Ke esok harinya, cuaca sepertinya tak mendukung untuk keberangkatan Laudir.
Laudir bangun dari kasurnya dan menuju kamar kecil.
"selamat pagi nona" sapa pelayan dari depan pintu kamar Laudir.
Laudir hanya mengangguk kemudian masuk ke kamar kecil.
"apa Laudir sudah bangun?" tanya pria tua itu sambil mmembaca koran.
"sudah tuan"
Setelah beberapa jam, Laudir pun turun dari lantai atas.
"keberangkatan mu pukul 10:00, jadi bersiaplah" ujar ayah sambil menikmati sarapannya.
Laudir hanya mengangguk sambil menatap sarapannya.
Verga sedari tadi hanya menatap cangkir kosong itu.
"woi!
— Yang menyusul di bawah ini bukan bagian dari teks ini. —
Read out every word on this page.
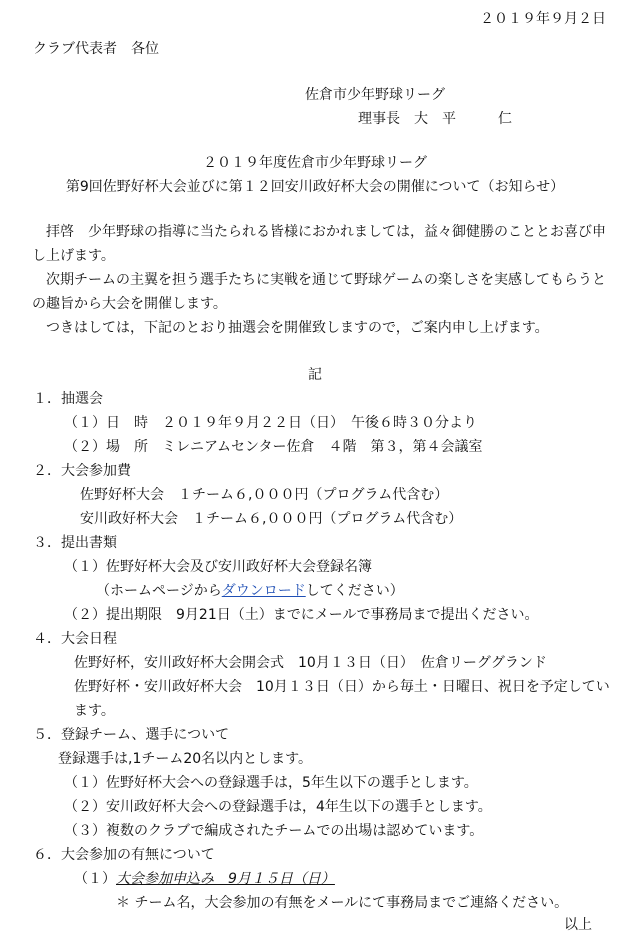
２０１９年９月２日
クラブ代表者　各位
佐倉市少年野球リーグ
理事長　大　平　　　仁
２０１９年度佐倉市少年野球リーグ
第9回佐野好杯大会並びに第１２回安川政好杯大会の開催について（お知らせ）
拝啓　少年野球の指導に当たられる皆様におかれましては，益々御健勝のこととお喜び申し上げます。
次期チームの主翼を担う選手たちに実戦を通じて野球ゲームの楽しさを実感してもらうとの趣旨から大会を開催します。
つきはしては，下記のとおり抽選会を開催致しますので，ご案内申し上げます。
記
１．抽選会
（１）日　時　２０１９年９月２２日（日）　午後６時３０分より
（２）場　所　ミレニアムセンター佐倉　４階　第３，第４会議室
２．大会参加費
佐野好杯大会　１チーム６,０００円（プログラム代含む）
安川政好杯大会　１チーム６,０００円（プログラム代含む）
３．提出書類
（１）佐野好杯大会及び安川政好杯大会登録名簿
（ホームページからダウンロードしてください）
（２）提出期限　9月21日（土）までにメールで事務局まで提出ください。
４．大会日程
佐野好杯，安川政好杯大会開会式　10月１３日（日）　佐倉リーググランド
佐野好杯・安川政好杯大会　10月１３日（日）から毎土・日曜日、祝日を予定してい
ます。
５．登録チーム、選手について
登録選手は,1チーム20名以内とします。
（１）佐野好杯大会への登録選手は，5年生以下の選手とします。
（２）安川政好杯大会への登録選手は，4年生以下の選手とします。
（３）複数のクラブで編成されたチームでの出場は認めています。
６．大会参加の有無について
（１）大会参加申込み　9月１５日（日）
＊ チーム名，大会参加の有無をメールにて事務局までご連絡ください。
以上
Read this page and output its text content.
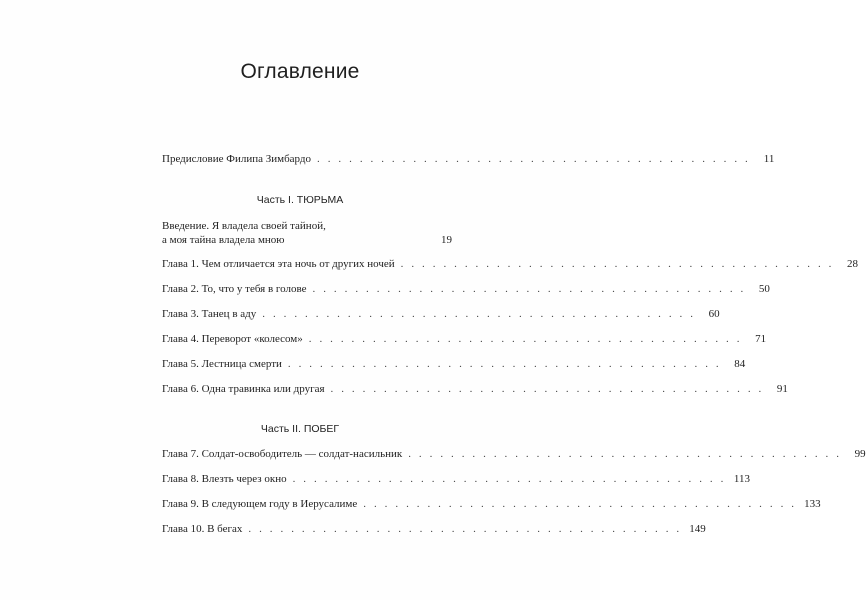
Оглавление
Предисловие Филипа Зимбардо . . . . . . . . . . . . . . . . . . . . . . . . . . . . . . . . . . . . . . . . .	11
Часть I. ТЮРЬМА
Введение. Я владела своей тайной,
а моя тайна владела мною	19
Глава 1. Чем отличается эта ночь от других ночей . . . . . . . . . . . . . . . . . . . . . . . . . . . . . . . . . . . . . . . . .	28
Глава 2. То, что у тебя в голове . . . . . . . . . . . . . . . . . . . . . . . . . . . . . . . . . . . . . . . . .	50
Глава 3. Танец в аду . . . . . . . . . . . . . . . . . . . . . . . . . . . . . . . . . . . . . . . . .	60
Глава 4. Переворот «колесом» . . . . . . . . . . . . . . . . . . . . . . . . . . . . . . . . . . . . . . . . .	71
Глава 5. Лестница смерти . . . . . . . . . . . . . . . . . . . . . . . . . . . . . . . . . . . . . . . . .	84
Глава 6. Одна травинка или другая . . . . . . . . . . . . . . . . . . . . . . . . . . . . . . . . . . . . . . . . .	91
Часть II. ПОБЕГ
Глава 7. Солдат-освободитель — солдат-насильник . . . . . . . . . . . . . . . . . . . . . . . . . . . . . . . . . . . . . . . . .	99
Глава 8. Влезть через окно . . . . . . . . . . . . . . . . . . . . . . . . . . . . . . . . . . . . . . . . . 113
Глава 9. В следующем году в Иерусалиме . . . . . . . . . . . . . . . . . . . . . . . . . . . . . . . . . . . . . . . . . 133
Глава 10. В бегах . . . . . . . . . . . . . . . . . . . . . . . . . . . . . . . . . . . . . . . . . 149
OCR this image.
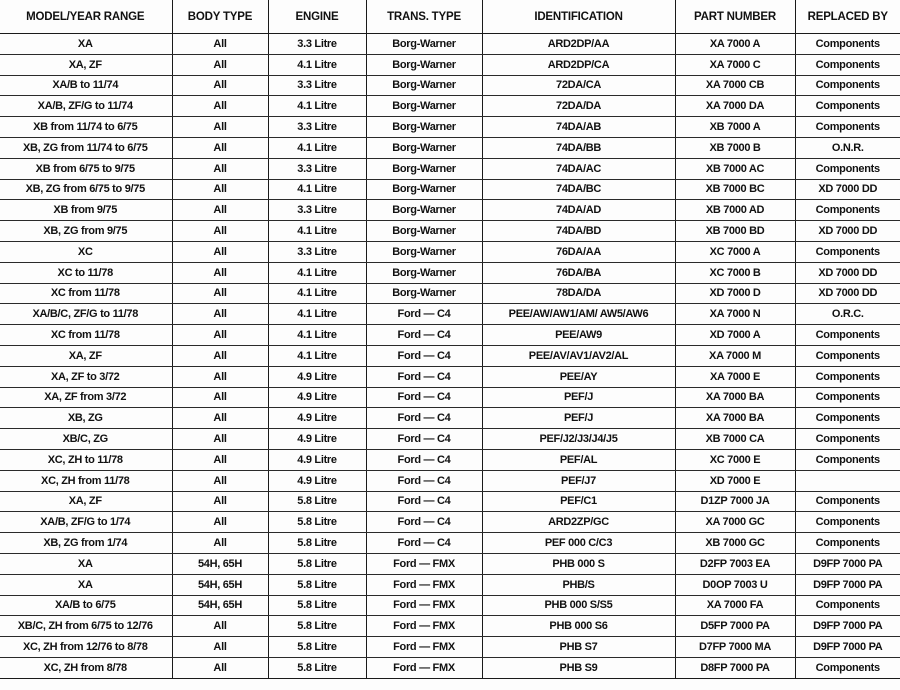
MODEL/YEAR RANGE	BODY TYPE	ENGINE	TRANS. TYPE	IDENTIFICATION	PART NUMBER	REPLACED BY
XA	All	3.3 Litre	Borg-Warner	ARD2DP/AA	XA 7000 A	Components
XA, ZF	All	4.1 Litre	Borg-Warner	ARD2DP/CA	XA 7000 C	Components
XA/B to 11/74	All	3.3 Litre	Borg-Warner	72DA/CA	XA 7000 CB	Components
XA/B, ZF/G to 11/74	All	4.1 Litre	Borg-Warner	72DA/DA	XA 7000 DA	Components
XB from 11/74 to 6/75	All	3.3 Litre	Borg-Warner	74DA/AB	XB 7000 A	Components
XB, ZG from 11/74 to 6/75	All	4.1 Litre	Borg-Warner	74DA/BB	XB 7000 B	O.N.R.
XB from 6/75 to 9/75	All	3.3 Litre	Borg-Warner	74DA/AC	XB 7000 AC	Components
XB, ZG from 6/75 to 9/75	All	4.1 Litre	Borg-Warner	74DA/BC	XB 7000 BC	XD 7000 DD
XB from 9/75	All	3.3 Litre	Borg-Warner	74DA/AD	XB 7000 AD	Components
XB, ZG from 9/75	All	4.1 Litre	Borg-Warner	74DA/BD	XB 7000 BD	XD 7000 DD
XC	All	3.3 Litre	Borg-Warner	76DA/AA	XC 7000 A	Components
XC to 11/78	All	4.1 Litre	Borg-Warner	76DA/BA	XC 7000 B	XD 7000 DD
XC from 11/78	All	4.1 Litre	Borg-Warner	78DA/DA	XD 7000 D	XD 7000 DD
XA/B/C, ZF/G to 11/78	All	4.1 Litre	Ford — C4	PEE/AW/AW1/AM/ AW5/AW6	XA 7000 N	O.R.C.
XC from 11/78	All	4.1 Litre	Ford — C4	PEE/AW9	XD 7000 A	Components
XA, ZF	All	4.1 Litre	Ford — C4	PEE/AV/AV1/AV2/AL	XA 7000 M	Components
XA, ZF to 3/72	All	4.9 Litre	Ford — C4	PEE/AY	XA 7000 E	Components
XA, ZF from 3/72	All	4.9 Litre	Ford — C4	PEF/J	XA 7000 BA	Components
XB, ZG	All	4.9 Litre	Ford — C4	PEF/J	XA 7000 BA	Components
XB/C, ZG	All	4.9 Litre	Ford — C4	PEF/J2/J3/J4/J5	XB 7000 CA	Components
XC, ZH to 11/78	All	4.9 Litre	Ford — C4	PEF/AL	XC 7000 E	Components
XC, ZH from 11/78	All	4.9 Litre	Ford — C4	PEF/J7	XD 7000 E	
XA, ZF	All	5.8 Litre	Ford — C4	PEF/C1	D1ZP 7000 JA	Components
XA/B, ZF/G to 1/74	All	5.8 Litre	Ford — C4	ARD2ZP/GC	XA 7000 GC	Components
XB, ZG from 1/74	All	5.8 Litre	Ford — C4	PEF 000 C/C3	XB 7000 GC	Components
XA	54H, 65H	5.8 Litre	Ford — FMX	PHB 000 S	D2FP 7003 EA	D9FP 7000 PA
XA	54H, 65H	5.8 Litre	Ford — FMX	PHB/S	D0OP 7003 U	D9FP 7000 PA
XA/B to 6/75	54H, 65H	5.8 Litre	Ford — FMX	PHB 000 S/S5	XA 7000 FA	Components
XB/C, ZH from 6/75 to 12/76	All	5.8 Litre	Ford — FMX	PHB 000 S6	D5FP 7000 PA	D9FP 7000 PA
XC, ZH from 12/76 to 8/78	All	5.8 Litre	Ford — FMX	PHB S7	D7FP 7000 MA	D9FP 7000 PA
XC, ZH from 8/78	All	5.8 Litre	Ford — FMX	PHB S9	D8FP 7000 PA	Components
Ngapain lo?" kaget Davin.
Namun Verga hanya menatap dengan tatapan lesu.
"lo pasti mikirin cewek itu kan?" tanya Davin.
Verga hanya mengangguk.
"yah, mau gimana lagi itu udah perintah ayahnya" jelas Davin sambil
menepuk pelan pundak sahabatnya itu.
Verga menghela nafas panjang, lalu menyandarkan kepalanya pada kursi kerja.
"kenapa gue ngak ikhlas ya kalau dia pergi?" rintih Verga.
"itu karna lo suka sama dia" ujar Davin santai.
Verga hanya menatap bingung.
"hah, Ver kalau lo ngerasa berat saat seseorang ingin pergi, itu tandanya lo suka sama orang itu" jelas Davin panjang lebar.
"e-entahlah, aku ingin keluar" ucapnya sedikit gugup.
Melihat tingkah sahabatnya seperti itu, membuat seorang Davin tertawa hebat.
"yah ela malu lo!" teriak Davin sambil tertawa.
Verga pun masuk ke mobil dan pergi dari kedai itu.
Selama perjalanan Verga terus saja memikirkan apa yang di katakan oleh Davin tadi.
"apa benar gue suka sama gadis dingin itu?" tanyanya pada diri sendiri.
Bandara soekarno-hatta
"sesampainya di sana, ayah akan menyuruh kakakmu untuk menjemput" tukas ayah.
Namun Laudir hanya dia dan tak menghiraukan perkataan ayahnya.
"jangan sampai kau mempermalukan ayah dan ibu lagi, mengerti?" ancam ibu.
Lagi-lagi Laudir tak menggubris, ia langsung membawa koper dan berjalan masuk ke bandara itu.
Ayah dan ibu hanya bisa menghela nafas melihat tingkah anaknya.
Dengan fashion korea dan earphone yang terpasang di kedua telinga itu, membuat gadis berumur 17 tahun itu di pandangi banyak orang.
"selamat pagi, boleh tunjukkan tiket terbangnya?" sapa Ground Staff itu.
Laudir pun menujukkan tiket penerbangan.
"apa kita tak terlalu kejam suami ku?" tanya wanita tua itu pada suaminya.
"ini yang terbaik untuknya" jawabnya sambil mengecek berkas-berkas.
"aku hanya takut ayah marah bila kita seperti ini, dan akan mengambil Laudir dari kita" cemas ibu.
Laudir adalah kewarganegaraan Korea Selatan, tapi karna perkerjaan bisnis ayah membuat mereka harus pindah ke Indonesia.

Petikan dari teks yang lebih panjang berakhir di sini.